9 I.e. the immediate stimulus, not the “physical object”.
The above discussion has suggested a definition of the word “image”. We might have called an event an “image” when it is recognisably of the same kind as a “percept”, but does not have the stimulus which it would have if it were a percept. But if this definition is to be made satisfactory, it will be necessary to substitute a different word in place of “percept”. For example, in the percept of a visible object it would be usual to include certain associated tactual elements, but these must, from our point of view, count as images. It will be better to say, therefore, that an “image” is an occurrence recognisably visual (or auditory, etc., as the case may be), but not caused by a stimulus which is of the nature of light (or sound etc., as the case may be), or at any rate only indirectly so caused as a result of association. With this definition, I do not myself feel any doubt as to the existence of images. It is clear that they constitute most of the material of dreams and day-dreams, that they are utilised by composers in making music, that we employ them when we get out of a familiar room in the dark (though here the rats in mazes make a different explanation possible), and that they account for the shock of surprise we have when we take salt thinking it is sugar or (as happened to me recently) vinegar thinking it is coffee. The question of the causation of images—i.e. whether it is in the brain or in other parts of the body—is not one which it is necessary to our purposes to decide, which is fortunate, since, so far as I know, there is not at present any adequate evidence on the point. But the existence of images and their resemblance to perception is important, as we shall see in the next chapter.
Images come in various ways, and play various parts. There are those that come as accretions to a case of sensation, which are not recognised as images except by the psychologist; these form, for example, the tactual quality of things we only see, and the visual quality of things we only touch. I think dreams belong, in part, to this class of images: some dreams result from misinterpreting some ordinary stimulus, and in these cases the images are those suggested by a sensation, but suggested more uncritically than if we were awake. Then there are images which are not attached to a present reality, but to one which we locate in the past; these are present in memory, not necessarily always, but sometimes. Then there are images not attached to reality at all so far as our feeling about them goes: images which merely float into our heads in reverie or in passionate desire.

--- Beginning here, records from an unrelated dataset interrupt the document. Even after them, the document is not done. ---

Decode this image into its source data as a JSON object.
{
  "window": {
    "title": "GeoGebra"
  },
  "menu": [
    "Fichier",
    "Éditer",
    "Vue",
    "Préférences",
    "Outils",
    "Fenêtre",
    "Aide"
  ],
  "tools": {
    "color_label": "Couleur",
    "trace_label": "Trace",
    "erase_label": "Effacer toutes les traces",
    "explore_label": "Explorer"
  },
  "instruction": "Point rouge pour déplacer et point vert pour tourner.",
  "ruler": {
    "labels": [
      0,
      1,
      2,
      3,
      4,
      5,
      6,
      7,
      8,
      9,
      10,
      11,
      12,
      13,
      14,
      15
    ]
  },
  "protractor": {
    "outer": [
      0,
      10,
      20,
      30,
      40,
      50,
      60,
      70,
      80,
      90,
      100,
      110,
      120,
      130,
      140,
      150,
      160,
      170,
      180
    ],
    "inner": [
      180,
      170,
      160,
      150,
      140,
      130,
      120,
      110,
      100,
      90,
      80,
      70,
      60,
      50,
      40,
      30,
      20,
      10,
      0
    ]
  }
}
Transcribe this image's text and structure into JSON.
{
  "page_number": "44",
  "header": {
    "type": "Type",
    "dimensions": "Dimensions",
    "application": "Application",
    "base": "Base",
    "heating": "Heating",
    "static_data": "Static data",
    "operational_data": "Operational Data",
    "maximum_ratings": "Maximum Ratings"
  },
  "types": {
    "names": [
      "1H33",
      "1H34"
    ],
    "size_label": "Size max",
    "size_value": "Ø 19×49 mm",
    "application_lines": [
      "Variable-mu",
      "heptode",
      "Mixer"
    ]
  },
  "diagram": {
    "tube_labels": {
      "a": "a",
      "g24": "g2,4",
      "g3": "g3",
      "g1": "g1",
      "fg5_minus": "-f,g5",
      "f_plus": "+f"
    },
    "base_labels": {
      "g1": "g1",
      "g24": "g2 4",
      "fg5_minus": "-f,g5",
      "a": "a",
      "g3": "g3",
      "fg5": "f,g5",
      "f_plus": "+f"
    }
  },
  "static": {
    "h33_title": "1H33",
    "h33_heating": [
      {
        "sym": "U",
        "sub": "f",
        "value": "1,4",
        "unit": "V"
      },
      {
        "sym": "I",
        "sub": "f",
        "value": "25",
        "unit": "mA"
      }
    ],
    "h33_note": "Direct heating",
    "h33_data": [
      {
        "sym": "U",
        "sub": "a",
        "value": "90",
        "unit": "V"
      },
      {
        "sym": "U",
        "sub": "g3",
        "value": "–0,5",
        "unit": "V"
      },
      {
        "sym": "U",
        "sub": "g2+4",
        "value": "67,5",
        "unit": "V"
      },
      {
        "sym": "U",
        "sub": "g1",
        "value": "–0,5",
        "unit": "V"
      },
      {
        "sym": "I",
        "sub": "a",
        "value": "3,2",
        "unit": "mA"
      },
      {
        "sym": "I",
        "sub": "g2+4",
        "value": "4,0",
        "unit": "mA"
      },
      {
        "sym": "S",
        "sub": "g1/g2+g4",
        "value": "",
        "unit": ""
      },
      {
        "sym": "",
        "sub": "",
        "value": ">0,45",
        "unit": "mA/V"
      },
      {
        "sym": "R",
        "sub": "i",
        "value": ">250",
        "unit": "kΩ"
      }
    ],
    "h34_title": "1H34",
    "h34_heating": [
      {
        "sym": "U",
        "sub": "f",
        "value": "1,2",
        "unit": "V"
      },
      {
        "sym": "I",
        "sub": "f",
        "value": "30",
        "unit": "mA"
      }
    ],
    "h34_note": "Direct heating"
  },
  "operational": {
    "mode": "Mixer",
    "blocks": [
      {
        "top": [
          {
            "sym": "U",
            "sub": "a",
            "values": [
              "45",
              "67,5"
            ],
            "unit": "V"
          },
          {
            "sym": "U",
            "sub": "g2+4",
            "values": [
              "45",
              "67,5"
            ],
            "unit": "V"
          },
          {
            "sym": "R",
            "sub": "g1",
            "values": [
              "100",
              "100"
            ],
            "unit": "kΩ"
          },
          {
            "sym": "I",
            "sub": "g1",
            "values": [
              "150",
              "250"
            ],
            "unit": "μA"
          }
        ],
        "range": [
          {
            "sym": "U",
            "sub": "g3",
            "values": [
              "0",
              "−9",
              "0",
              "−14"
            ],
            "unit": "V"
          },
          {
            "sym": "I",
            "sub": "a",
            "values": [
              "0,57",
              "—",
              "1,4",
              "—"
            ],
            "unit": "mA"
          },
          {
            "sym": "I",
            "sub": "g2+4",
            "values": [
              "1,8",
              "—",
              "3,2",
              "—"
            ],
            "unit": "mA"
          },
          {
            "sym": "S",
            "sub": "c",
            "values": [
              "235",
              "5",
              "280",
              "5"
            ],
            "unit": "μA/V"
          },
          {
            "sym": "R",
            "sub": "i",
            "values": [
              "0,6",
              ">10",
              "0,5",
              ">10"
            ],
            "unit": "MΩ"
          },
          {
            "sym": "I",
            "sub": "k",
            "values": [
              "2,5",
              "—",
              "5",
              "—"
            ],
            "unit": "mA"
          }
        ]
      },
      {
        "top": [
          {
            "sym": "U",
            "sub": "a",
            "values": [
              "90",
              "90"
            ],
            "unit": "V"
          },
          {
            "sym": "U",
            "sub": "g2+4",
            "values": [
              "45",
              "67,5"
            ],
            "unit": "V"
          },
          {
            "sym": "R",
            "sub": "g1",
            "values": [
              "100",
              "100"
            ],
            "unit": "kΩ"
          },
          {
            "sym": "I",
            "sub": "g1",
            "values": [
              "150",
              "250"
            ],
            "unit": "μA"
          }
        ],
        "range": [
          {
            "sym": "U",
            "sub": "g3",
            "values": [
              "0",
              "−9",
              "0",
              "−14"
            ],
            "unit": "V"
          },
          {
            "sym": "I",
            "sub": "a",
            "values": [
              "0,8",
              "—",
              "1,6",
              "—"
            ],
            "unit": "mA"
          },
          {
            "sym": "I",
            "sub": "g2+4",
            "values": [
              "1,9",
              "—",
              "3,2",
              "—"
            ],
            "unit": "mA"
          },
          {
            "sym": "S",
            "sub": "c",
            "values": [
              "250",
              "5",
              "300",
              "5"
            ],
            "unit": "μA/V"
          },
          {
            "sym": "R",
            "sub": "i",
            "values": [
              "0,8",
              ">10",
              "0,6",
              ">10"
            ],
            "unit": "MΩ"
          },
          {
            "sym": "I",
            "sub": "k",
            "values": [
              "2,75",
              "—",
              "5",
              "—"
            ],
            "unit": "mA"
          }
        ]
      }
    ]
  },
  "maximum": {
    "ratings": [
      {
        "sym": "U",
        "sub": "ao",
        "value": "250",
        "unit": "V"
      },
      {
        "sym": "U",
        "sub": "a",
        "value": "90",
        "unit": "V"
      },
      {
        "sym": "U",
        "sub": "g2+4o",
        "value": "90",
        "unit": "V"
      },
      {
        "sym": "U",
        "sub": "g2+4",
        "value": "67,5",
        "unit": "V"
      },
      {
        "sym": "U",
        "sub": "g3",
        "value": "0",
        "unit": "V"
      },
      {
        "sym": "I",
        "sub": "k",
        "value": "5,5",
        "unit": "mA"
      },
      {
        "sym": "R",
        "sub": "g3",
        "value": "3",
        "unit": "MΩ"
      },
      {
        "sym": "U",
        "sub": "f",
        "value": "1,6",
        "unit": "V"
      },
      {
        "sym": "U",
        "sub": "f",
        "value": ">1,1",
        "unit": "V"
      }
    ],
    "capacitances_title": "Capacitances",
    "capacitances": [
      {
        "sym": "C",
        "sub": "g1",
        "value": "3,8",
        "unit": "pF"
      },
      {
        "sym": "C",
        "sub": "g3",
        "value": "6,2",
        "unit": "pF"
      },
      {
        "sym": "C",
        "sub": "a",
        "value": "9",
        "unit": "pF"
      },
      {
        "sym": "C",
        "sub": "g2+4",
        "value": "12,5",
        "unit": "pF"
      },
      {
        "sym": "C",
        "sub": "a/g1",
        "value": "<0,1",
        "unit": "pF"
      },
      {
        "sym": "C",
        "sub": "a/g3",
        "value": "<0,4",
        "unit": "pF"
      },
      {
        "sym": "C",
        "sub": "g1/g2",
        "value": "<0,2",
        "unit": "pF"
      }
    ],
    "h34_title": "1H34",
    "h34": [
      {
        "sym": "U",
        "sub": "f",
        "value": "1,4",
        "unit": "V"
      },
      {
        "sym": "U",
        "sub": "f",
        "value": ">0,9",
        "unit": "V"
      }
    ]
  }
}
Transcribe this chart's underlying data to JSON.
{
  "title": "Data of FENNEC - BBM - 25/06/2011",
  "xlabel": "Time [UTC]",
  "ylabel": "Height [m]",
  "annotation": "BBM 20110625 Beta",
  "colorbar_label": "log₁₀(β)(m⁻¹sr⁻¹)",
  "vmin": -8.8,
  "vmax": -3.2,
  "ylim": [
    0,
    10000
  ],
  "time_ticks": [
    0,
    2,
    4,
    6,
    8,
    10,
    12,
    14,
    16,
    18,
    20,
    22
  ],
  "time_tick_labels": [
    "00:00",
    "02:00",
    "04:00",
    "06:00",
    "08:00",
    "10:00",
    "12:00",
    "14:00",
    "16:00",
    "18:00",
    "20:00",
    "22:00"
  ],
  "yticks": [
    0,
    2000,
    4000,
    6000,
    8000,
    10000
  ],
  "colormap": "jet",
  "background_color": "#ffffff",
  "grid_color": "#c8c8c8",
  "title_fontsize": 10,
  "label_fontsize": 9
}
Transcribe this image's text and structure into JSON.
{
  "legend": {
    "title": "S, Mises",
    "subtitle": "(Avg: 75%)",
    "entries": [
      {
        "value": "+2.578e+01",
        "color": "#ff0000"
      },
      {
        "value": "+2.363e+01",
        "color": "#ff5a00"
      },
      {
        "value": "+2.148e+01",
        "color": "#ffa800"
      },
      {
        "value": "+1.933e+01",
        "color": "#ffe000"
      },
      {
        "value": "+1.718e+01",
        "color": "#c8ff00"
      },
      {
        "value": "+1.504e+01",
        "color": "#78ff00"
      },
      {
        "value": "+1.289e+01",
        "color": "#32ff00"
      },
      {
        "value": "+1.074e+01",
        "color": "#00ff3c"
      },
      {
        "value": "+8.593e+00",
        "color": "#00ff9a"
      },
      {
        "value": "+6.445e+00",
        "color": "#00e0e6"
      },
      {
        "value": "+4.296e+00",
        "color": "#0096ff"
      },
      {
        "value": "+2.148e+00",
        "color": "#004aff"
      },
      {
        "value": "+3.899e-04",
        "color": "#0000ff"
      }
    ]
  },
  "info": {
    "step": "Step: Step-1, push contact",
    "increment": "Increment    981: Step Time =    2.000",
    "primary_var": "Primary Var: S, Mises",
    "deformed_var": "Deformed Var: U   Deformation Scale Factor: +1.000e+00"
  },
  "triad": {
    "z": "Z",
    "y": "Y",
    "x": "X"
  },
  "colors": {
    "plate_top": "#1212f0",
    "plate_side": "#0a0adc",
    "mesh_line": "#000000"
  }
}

And finally there are images which are called up voluntarily, for example, in considering how to decorate a room. This last kind has its importance, but I shall say nothing more about it at present, since we cannot profitably discuss it until we have decided what we are to mean by the word “voluntary”. The first kind, which comes as an accretion to sensation, and gives to our feeling of objects a certain rotundity and full-bloodedness which the stimulus alone would hardly warrant, has been considered already. Therefore what remains for the present is the use of images in memory and imagination; and of these two I shall begin with memory.